Review: The Pact
Most horror films these days seem addicted to their own high concepts. This bloody-minded need to constantly “re-invent” the horror genre with each outing leads less to innovation, and more to easily-staled trends like J-horror remakes, torture porn, or found-footage frights. And while some of the films in said genres may be of mild note, and some may even be a bit chilling (I do like me some Paranormal Activity), it’s rare that any of them are genuinely terrifying or surprising. How amazing, how awesome, how refreshing then, that a mid-budget, barely-advertised IFC cheapie like Nicholas McCarthy’s The Pact, which makes no pretensions to high concept or stylistic hoopdidoo, can actually be smart, moody, and really, really scary. The Pact is, quite easily, one of the scariest films I’ve seen in a long while.

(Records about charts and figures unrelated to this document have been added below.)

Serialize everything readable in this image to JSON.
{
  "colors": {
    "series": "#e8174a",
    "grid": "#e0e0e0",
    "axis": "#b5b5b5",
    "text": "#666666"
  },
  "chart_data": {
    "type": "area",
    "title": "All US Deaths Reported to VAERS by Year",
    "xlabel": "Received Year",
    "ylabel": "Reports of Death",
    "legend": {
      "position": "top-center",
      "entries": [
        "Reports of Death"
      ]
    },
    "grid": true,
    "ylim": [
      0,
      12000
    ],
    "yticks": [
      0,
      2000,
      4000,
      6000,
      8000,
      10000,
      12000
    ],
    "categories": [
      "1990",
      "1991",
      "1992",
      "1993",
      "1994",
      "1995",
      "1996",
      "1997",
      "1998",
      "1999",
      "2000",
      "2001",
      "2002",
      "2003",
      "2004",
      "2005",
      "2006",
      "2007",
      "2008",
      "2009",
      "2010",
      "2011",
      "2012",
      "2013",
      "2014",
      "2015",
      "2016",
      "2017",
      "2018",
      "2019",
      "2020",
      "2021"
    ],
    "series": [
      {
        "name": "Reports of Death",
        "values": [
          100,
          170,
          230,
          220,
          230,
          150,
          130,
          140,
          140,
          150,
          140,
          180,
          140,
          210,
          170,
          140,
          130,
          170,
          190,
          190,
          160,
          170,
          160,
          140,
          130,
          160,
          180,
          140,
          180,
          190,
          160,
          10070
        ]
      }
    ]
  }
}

It’s a simple ghost story. A beleaguered twentysomething (Agnes Bruckner) goes unexpectedly missing while housesitting her recently-dead mother’s home. Her younger sister Annie (Caity Lotz) moves in, and soon discovers an eerie, ghostly presence in the house, and even finds herself being bodily assaulted by an invisible something living there. The two sisters are downtrodden, bickersome young women who are hard without being broody, and wounded without being self-pitying. They feel like real people who seem half-expecting interference by the supernatural. The local cop (a grizzled Casper Van Dien, so that’s where he’s been) of course doesn’t believe her, so she must investigate her dead mother herself, finding, as she would, many scary connections her mom may have had to doers of bad deeds. Sorry to be brief and vague, but I want to retain surprises.

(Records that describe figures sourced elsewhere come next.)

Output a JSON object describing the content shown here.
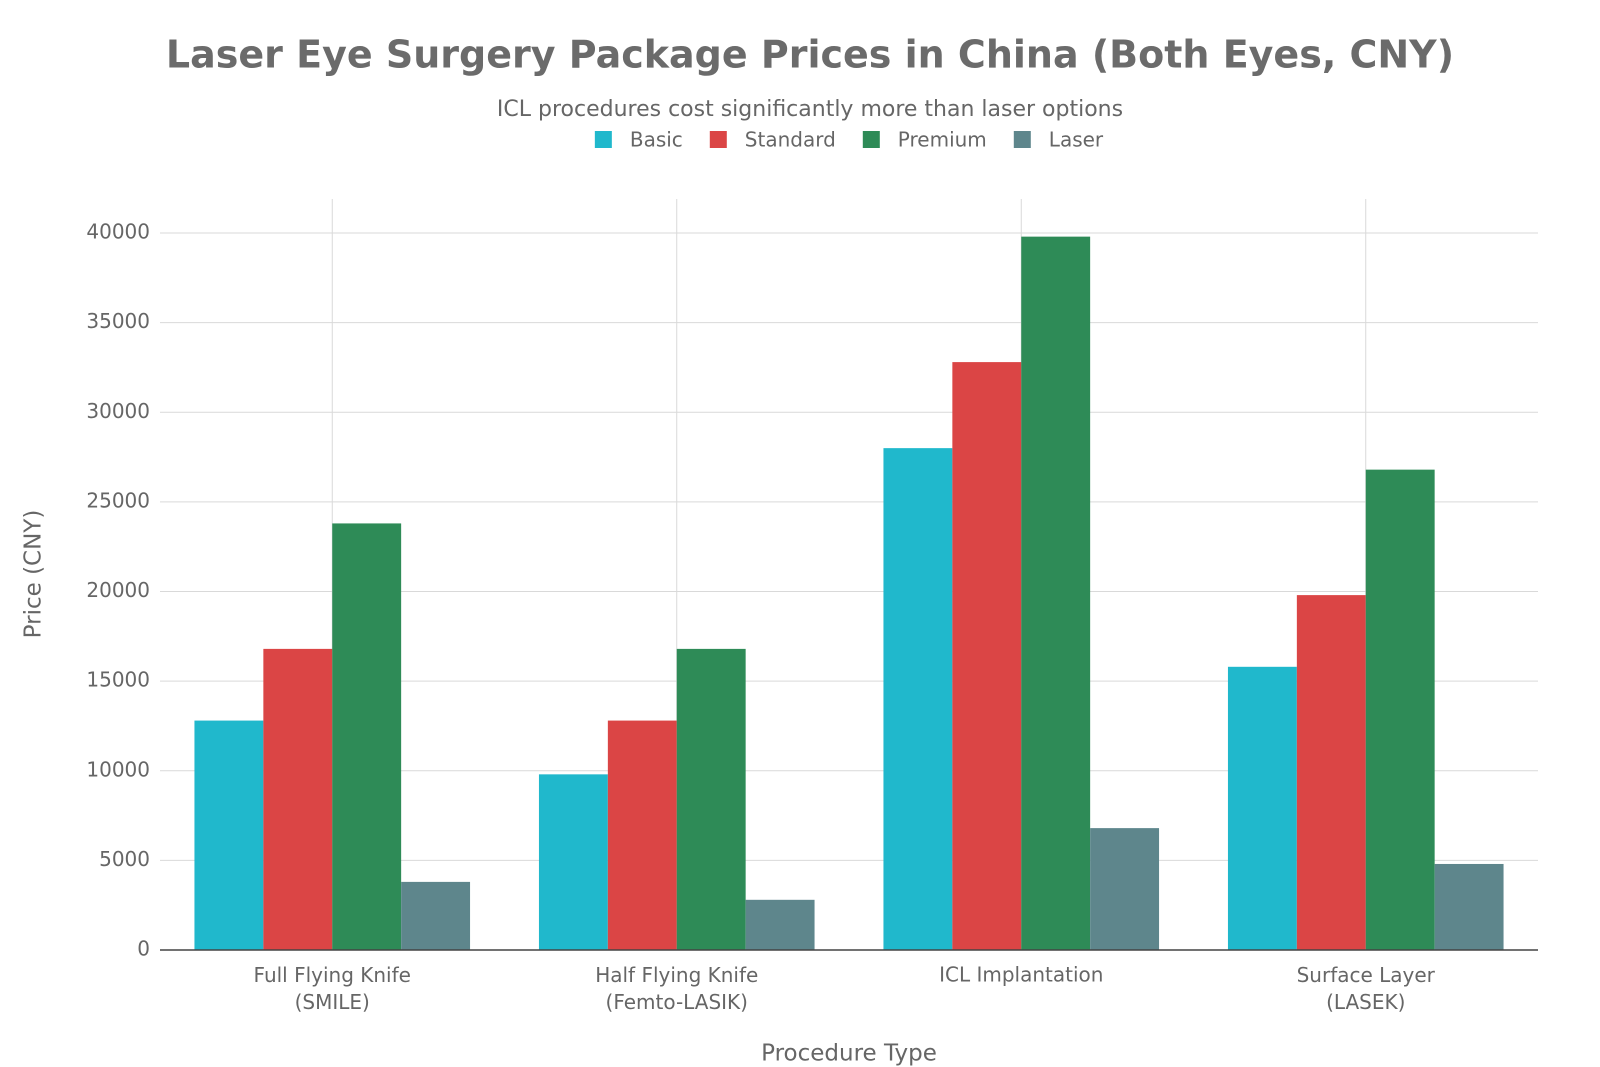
{
  "chart_data": {
    "type": "bar",
    "title": "Laser Eye Surgery Package Prices in China (Both Eyes, CNY)",
    "subtitle": "ICL procedures cost significantly more than laser options",
    "x_label": "Procedure Type",
    "y_label": "Price (CNY)",
    "categories": [
      "Full Flying Knife (SMILE)",
      "Half Flying Knife (Femto-LASIK)",
      "ICL Implantation",
      "Surface Layer (LASEK)"
    ],
    "series": [
      {
        "name": "Basic",
        "color": "#20b8cc",
        "values": [
          12800,
          9800,
          28000,
          15800
        ]
      },
      {
        "name": "Standard",
        "color": "#db4545",
        "values": [
          16800,
          12800,
          32800,
          19800
        ]
      },
      {
        "name": "Premium",
        "color": "#2e8b57",
        "values": [
          23800,
          16800,
          39800,
          26800
        ]
      },
      {
        "name": "Laser",
        "color": "#5e868c",
        "values": [
          3800,
          2800,
          6800,
          4800
        ]
      }
    ],
    "ylim": [
      0,
      41900
    ],
    "yticks": [
      0,
      5000,
      10000,
      15000,
      20000,
      25000,
      30000,
      35000,
      40000
    ],
    "grid": true,
    "legend": "top"
  }
}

But the story isn’t the important thing. The important thing is the film’s overpowering mood, and the details that give an otherwise rote ghost story so much fearful oomph. Annie’s home, for instance, is a drafty, flimsy, paneled version of cheap urban Hell sitting on a dumpy corner in Culver City, CA. The place looks like it was the home to domestic abuse and alcoholism. Indeed, there is reference to a darkened “punishment closet” where she and her sister were often locked. I know that domestic abuse is practically de rigueur in most ghost stories, but The Pact tempers any banality with cleverly efficient writing, and natural acting.
In an eerie twist reminiscent of Mark Z. Daneilewski’s L.A. hipster horror tome House of Leaves, Annie also discovers that the house, as small as it is, seems to have an extra room she never suspected was there. It makes us suspect, rather unnervingly, that this house may be larger on the inside than it is on the outside.
The Pact has its share of cheap jump scares, along the vein of the sudden appearance of a creepy image or ghostly shape at the frame’s periphery. Jump scares are all well and good, and can often be the only redeeming things about certain horror films (see: The Woman in Black), but The Pact has such a strong mood that the jump scares don’t necessarily feel cheap. I found myself getting legitimately scared. The Pact also has its share of ghostly imagery, which can also feel cheap, and have also been overused by plenty of ghost movies (see Insidious). But director McCarthy seems to have an uncanny sense of craft when shooting the spook scenes; he seems to know the pace and the camera placement required for maximum effect.
This is only McCarthy’s first feature film, and it’s a corker. The film is only getting a small release, and has not been advertised too much. It’s something that you should seek out, as it is a rare thing: a good, well-made, genuinely scary horror movie.